Stapler-1: Vulnhub Walkthrough
Hello Guys! This is Russell Murad working as a Junior Security Engineer at Enterprise Infosec Consultants (EIC).
In this writeup, we’ll break a machine named “Stapler-1”.
If you check the description, it says in there,
“At least two (2) paths to get a limited shell”
“At least three (3) ways to get a root access”
So, yeah, there are many approaches for solving this box.
You can download this machine from here.
So, let’s get started…
- As usual, We’ll find our victim machine using arp-scan.
2. Now, we’ll use Nmap for port scanning.
3. We’ve found some open ports. HTTP service runs on this server — 80,12380.
Now time to directory brute-forcing. Nothing interesting here.
4. We’ll use Nikto for the vulnerability scans. Same here. Nothing important.
5. Now let’s try to login in FTP server. We’ll use “anonymous” as a username, password. There’s a note which we’ll download.
6. After opening it, there is a message.
Nothing important except we’d found two usernames — Elly, John.
7. Now, we’ll create a text file named user.txt, put those two names into that file, and try to brute force the FTP server for passwords using hydra.
We’ll found a password successfully for the username — elly.
8. We’ve tried to log in with the password but no luck.
9. Now let’s open their website using 12380 port.
10. Here’s the thing, if we use HTTPS instead of using HTTP we’ll found something interesting.
11. We’ll do directory bruteforcing using ffuf.
12. Let’s browse the robots.txt file.
13. We’ve got two pages — admin112233, blogblog, etc. Which we’ll browse one by one.
While we browser — admin112233 there’s a pop-up. Nothing important.
14. Now, let's check “/blogblog”. We can assume it as a WordPress file.
15. We’ll use “Wpscan” for WordPress enumeration.

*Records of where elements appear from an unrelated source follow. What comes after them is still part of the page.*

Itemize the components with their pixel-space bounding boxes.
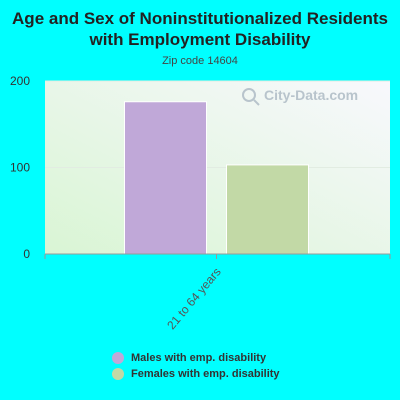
- y-tick-label: 200: [10, 74, 30, 88]
- watermark-text: City-Data.com: [264, 87, 358, 103]
- y-tick-label: 100: [10, 161, 30, 175]
- legend-swatch-males: [112, 352, 124, 364]
- legend-item-males: Males with emp. disability: [112, 350, 280, 366]
- legend: Males with emp. disability Females with …: [112, 350, 280, 382]
- y-tick-label: 0: [23, 247, 30, 261]
- bar-males: [124, 101, 207, 255]
- chart-subtitle: Zip code 14604: [162, 55, 238, 67]
- legend-swatch-females: [112, 368, 124, 380]
- chart-title: Age and Sex of Noninstitutionalized Resi…: [12, 9, 388, 49]
- legend-item-females: Females with emp. disability: [112, 366, 280, 382]
- x-tick-label: 21 to 64 years: [164, 265, 224, 332]
- bar-females: [226, 164, 309, 255]
- watermark: City-Data.com: [242, 87, 358, 106]
- watermark-search-icon: [242, 88, 256, 102]
- watermark-search-icon-handle: [253, 99, 260, 106]
- legend-label-males: Males with emp. disability: [131, 352, 267, 364]
- legend-label-females: Females with emp. disability: [131, 368, 280, 380]
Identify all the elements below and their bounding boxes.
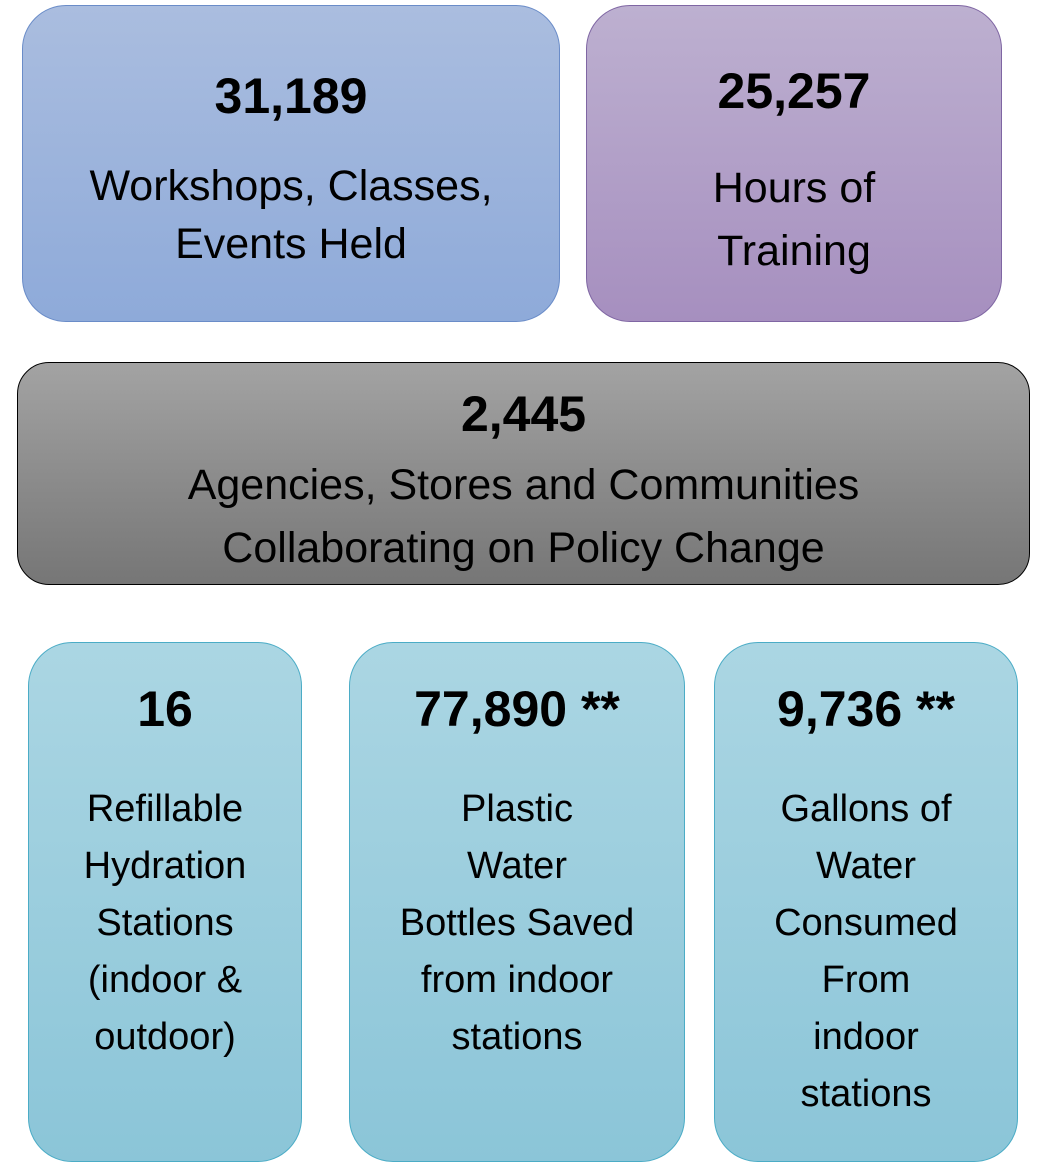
stat-label: indoor xyxy=(813,1016,919,1058)
stat-label: outdoor) xyxy=(94,1016,236,1058)
stat-label: (indoor & xyxy=(87,959,243,1001)
stat-label: stations xyxy=(800,1073,932,1115)
stat-label: Collaborating on Policy Change xyxy=(222,523,825,572)
stat-label: Agencies, Stores and Communities xyxy=(187,460,860,509)
stat-value: 77,890 ** xyxy=(414,681,620,737)
stat-label: Events Held xyxy=(175,219,407,268)
stat-value: 2,445 xyxy=(460,386,587,442)
stat-label: Training xyxy=(717,226,871,275)
stat-card: 77,890 ** Plastic Water Bottles Saved from i… xyxy=(349,642,685,1162)
infographic: 31,189 Workshops, Classes, Events Held 25,2… xyxy=(17,5,1030,1162)
stat-label: from indoor xyxy=(420,959,614,1001)
stat-card: 16 Refillable Hydration Stations (indoor & ou… xyxy=(28,642,302,1162)
stat-value: 25,257 xyxy=(717,63,871,119)
stat-label: stations xyxy=(451,1016,583,1058)
stat-label: From xyxy=(821,959,911,1001)
stat-label: Consumed xyxy=(774,902,958,944)
stat-label: Hours of xyxy=(712,163,876,212)
stat-label: Plastic xyxy=(461,788,573,830)
stat-label: Hydration xyxy=(83,845,247,887)
stat-label: Water xyxy=(816,845,916,887)
stat-card: 25,257 Hours of Training xyxy=(586,5,1002,322)
stat-card: 2,445 Agencies, Stores and Communities Col… xyxy=(17,362,1030,585)
stat-value: 9,736 ** xyxy=(777,681,955,737)
stat-card: 31,189 Workshops, Classes, Events Held xyxy=(22,5,560,322)
stat-value: 31,189 xyxy=(214,68,368,124)
stat-label: Stations xyxy=(96,902,234,944)
stat-label: Gallons of xyxy=(780,788,952,830)
stat-value: 16 xyxy=(137,681,193,737)
stat-label: Workshops, Classes, xyxy=(89,161,493,210)
stat-label: Water xyxy=(467,845,567,887)
stat-label: Bottles Saved xyxy=(399,902,635,944)
stat-card: 9,736 ** Gallons of Water Consumed From indoo… xyxy=(714,642,1018,1162)
stat-label: Refillable xyxy=(86,788,244,830)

Keep in mind that we’ve to add an additional parameter “disable-tls-checks”. Otherwise, there’ll be an error.
16. We’ll Bruteforce password for those usernames, end up only for four passwords.
17. For more enumeration let’s check out the plugins section of that blog. There’s a plugin named “advanced-video”.
18. We’ll search in google for some information about this plugin and found an exploit in exploitdb.
19. As per its instruction, we’ll browse that link, put some garbage value in the “thumb” parameter.
20. There's a link! Which we’ll use for getting the wp-config.php file.
21. Here we’ll get another link.
22. Let’s check it on the browser. We’ve to change “=” into “-” for browsing. We’ll found there’s an image.
23. If we check the “/upload” folder now. The image will be there.
24. We’ll download the photo and open it. We’ll see that the photo contains the whole “wp-config.php” file.
25. Now we’ll log in to the database of this site using the root username, password.
Then, in the wp_users table, we’ll found that the whole username, passwords are stored there!
26. Now we’ll fire up Hashcat for cracking those hash we’ve found.
We can assume john is the admin. We’ll use the password to leverage it.
27. Let’s login into WordPress using john’s username, password.
28. Now we’ll go to Plugins and upload pentest monkey’s reverse-php-shell.
29. We’ll open up NC and will get a response from the server.
30. The server is Ubuntu 16.04 LTS version. If we check exploitdb we’ll found an exploit for this server. Here’s the link.
31. As the exploit said, we’ll download it and unzip it properly.
32. Now we’ll go to “/ebpf_mapfd_doubleput_exploit”. Run the “./compile.sh”.
After that run the “./doubleput”.
And we’ve finally able to get our root privilege.
Easy right?
33. Finally, we’ll head straight for the /root folder.
open up the flag file.
So, guys, that’s it for today.
Thank you for reading this write-up. Cheers!